Nel frattempo, la cinepresa di Malick -con l'accattivante fotografia di Emmanuel Lubezki- vola da un luogo all'altro, riuscendo a coinvolgere gradualmente lo spettatore nella propria audace proposta, dai grandi piani astratti della creazione dell'universo fino ai primi piani di dettaglio, di questo film manifestamente riuscito.

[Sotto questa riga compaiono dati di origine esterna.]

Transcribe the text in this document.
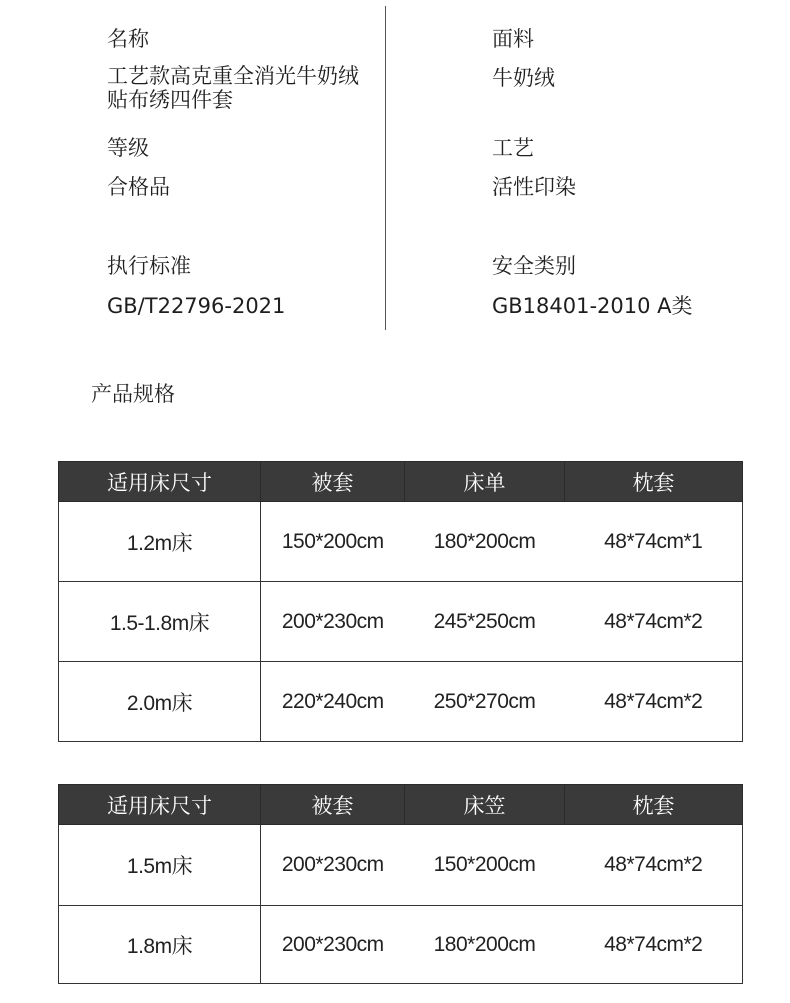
名称
工艺款高克重全消光牛奶绒
贴布绣四件套
面料
牛奶绒
等级
合格品
工艺
活性印染
执行标准
GB/T22796-2021
安全类别
GB18401-2010 A类
产品规格
适用床尺寸	被套	床单	枕套
1.2m床	150*200cm	180*200cm	48*74cm*1
1.5-1.8m床	200*230cm	245*250cm	48*74cm*2
2.0m床	220*240cm	250*270cm	48*74cm*2
适用床尺寸	被套	床笠	枕套
1.5m床	200*230cm	150*200cm	48*74cm*2
1.8m床	200*230cm	180*200cm	48*74cm*2
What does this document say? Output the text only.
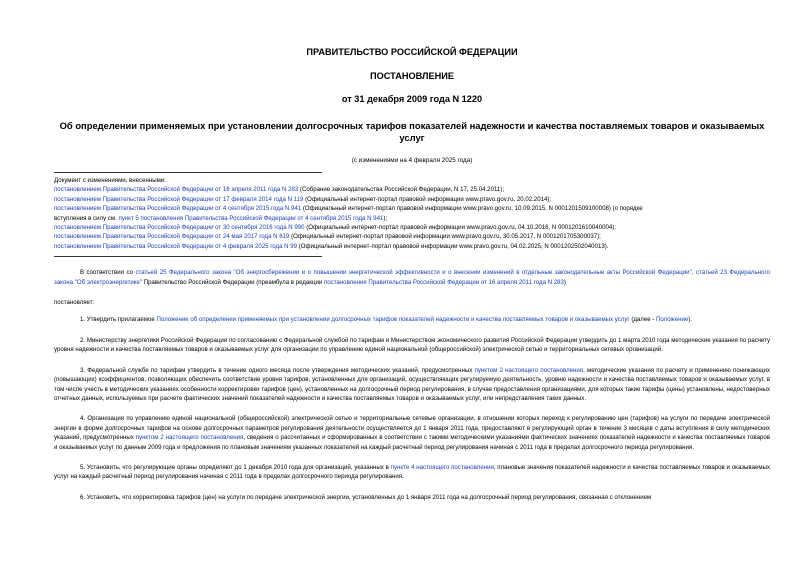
ПРАВИТЕЛЬСТВО РОССИЙСКОЙ ФЕДЕРАЦИИ
ПОСТАНОВЛЕНИЕ
от 31 декабря 2009 года N 1220
Об определении применяемых при установлении долгосрочных тарифов показателей надежности и качества поставляемых товаров и оказываемых услуг
(с изменениями на 4 февраля 2025 года)
Документ с изменениями, внесенными:
постановлением Правительства Российской Федерации от 16 апреля 2011 года N 283 (Собрание законодательства Российской Федерации, N 17, 25.04.2011);
постановлением Правительства Российской Федерации от 17 февраля 2014 года N 119 (Официальный интернет-портал правовой информации www.pravo.gov.ru, 20.02.2014);
постановлением Правительства Российской Федерации от 4 сентября 2015 года N 941 (Официальный интернет-портал правовой информации www.pravo.gov.ru, 10.09.2015, N 0001201509100008) (о порядке
вступления в силу см. пункт 5 постановления Правительства Российской Федерации от 4 сентября 2015 года N 941);
постановлением Правительства Российской Федерации от 30 сентября 2016 года N 990 (Официальный интернет-портал правовой информации www.pravo.gov.ru, 04.10.2016, N 0001201610040004);
постановлением Правительства Российской Федерации от 24 мая 2017 года N 619 (Официальный интернет-портал правовой информации www.pravo.gov.ru, 30.05.2017, N 0001201705300037);
постановлением Правительства Российской Федерации от 4 февраля 2025 года N 99 (Официальный интернет-портал правовой информации www.pravo.gov.ru, 04.02.2025, N 0001202502040013).
В соответствии со статьей 25 Федерального закона "Об энергосбережении и о повышении энергетической эффективности и о внесении изменений в отдельные законодательные акты Российской Федерации", статьей 23 Федерального закона "Об электроэнергетике" Правительство Российской Федерации (преамбула в редакции постановления Правительства Российской Федерации от 16 апреля 2011 года N 283)
постановляет:
1. Утвердить прилагаемое Положение об определении применяемых при установлении долгосрочных тарифов показателей надежности и качества поставляемых товаров и оказываемых услуг (далее - Положение).
2. Министерству энергетики Российской Федерации по согласованию с Федеральной службой по тарифам и Министерством экономического развития Российской Федерации утвердить до 1 марта 2010 года методические указания по расчету уровня надежности и качества поставляемых товаров и оказываемых услуг для организации по управлению единой национальной (общероссийской) электрической сетью и территориальных сетевых организаций.
3. Федеральной службе по тарифам утвердить в течение одного месяца после утверждения методических указаний, предусмотренных пунктом 2 настоящего постановления, методические указания по расчету и применению понижающих (повышающих) коэффициентов, позволяющих обеспечить соответствие уровня тарифов, установленных для организаций, осуществляющих регулируемую деятельность, уровню надежности и качества поставляемых товаров и оказываемых услуг, в том числе учесть в методических указаниях особенности корректировки тарифов (цен), установленных на долгосрочный период регулирования, в случае предоставления организациями, для которых такие тарифы (цены) установлены, недостоверных отчетных данных, используемых при расчете фактических значений показателей надежности и качества поставляемых товаров и оказываемых услуг, или непредставления таких данных.
4. Организация по управлению единой национальной (общероссийской) электрической сетью и территориальные сетевые организации, в отношении которых переход к регулированию цен (тарифов) на услуги по передаче электрической энергии в форме долгосрочных тарифов на основе долгосрочных параметров регулирования деятельности осуществляется до 1 января 2011 года, предоставляют в регулирующий орган в течение 3 месяцев с даты вступления в силу методических указаний, предусмотренных пунктом 2 настоящего постановления, сведения о рассчитанных и сформированных в соответствии с такими методическими указаниями фактических значениях показателей надежности и качества поставляемых товаров и оказываемых услуг по данным 2009 года и предложения по плановым значениям указанных показателей на каждый расчетный период регулирования начиная с 2011 года в пределах долгосрочного периода регулирования.
5. Установить, что регулирующие органы определяют до 1 декабря 2010 года для организаций, указанных в пункте 4 настоящего постановления, плановые значения показателей надежности и качества поставляемых товаров и оказываемых услуг на каждый расчетный период регулирования начиная с 2011 года в пределах долгосрочного периода регулирования.
6. Установить, что корректировка тарифов (цен) на услуги по передаче электрической энергии, установленных до 1 января 2011 года на долгосрочный период регулирования, связанная с отклонением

E perfino momenti della vita quotidiana -apparentemente banali- producono emozioni e profondità, grazie ad una pianificazione narrativa molto accurata, che avvalora il piano drammatico di tutti gli elementi inquadrati.

Sguardo cattolico

Resta così un commovente inno alla vita e un vero capolavoro, sia per l'uso delle risorse filmiche, come per la coraggiosa immersione nella natura trascendente dell'essere umano. Ed alla fine si resta anche commossi. Un'immersione per nulla New Age e profondamente cristiana -cattolica concretamente-, che affronta alcuni dei profili più profondi e complessi dell'essere umano, come paternità e filiazione, grazia e peccato, fede e volontà, il senso purificante della sofferenza, la forza redentrice dell'amore... ed infine, il pentimento e il perdono come le più alte manifestazioni della libertà umana e della provvidenza divina.

In certo senso, protagonista di questo film è Dio stesso. Come diceva l'attrice francese Arielle Dombasle: "Dio è l’argomento più affascinante". Ed anche uno dei meno affrontati dal cinema, si potrebbe aggiungere. Questo film, però, lo affronta: eccome! Jerónimo José Martín. ACEPRENSA.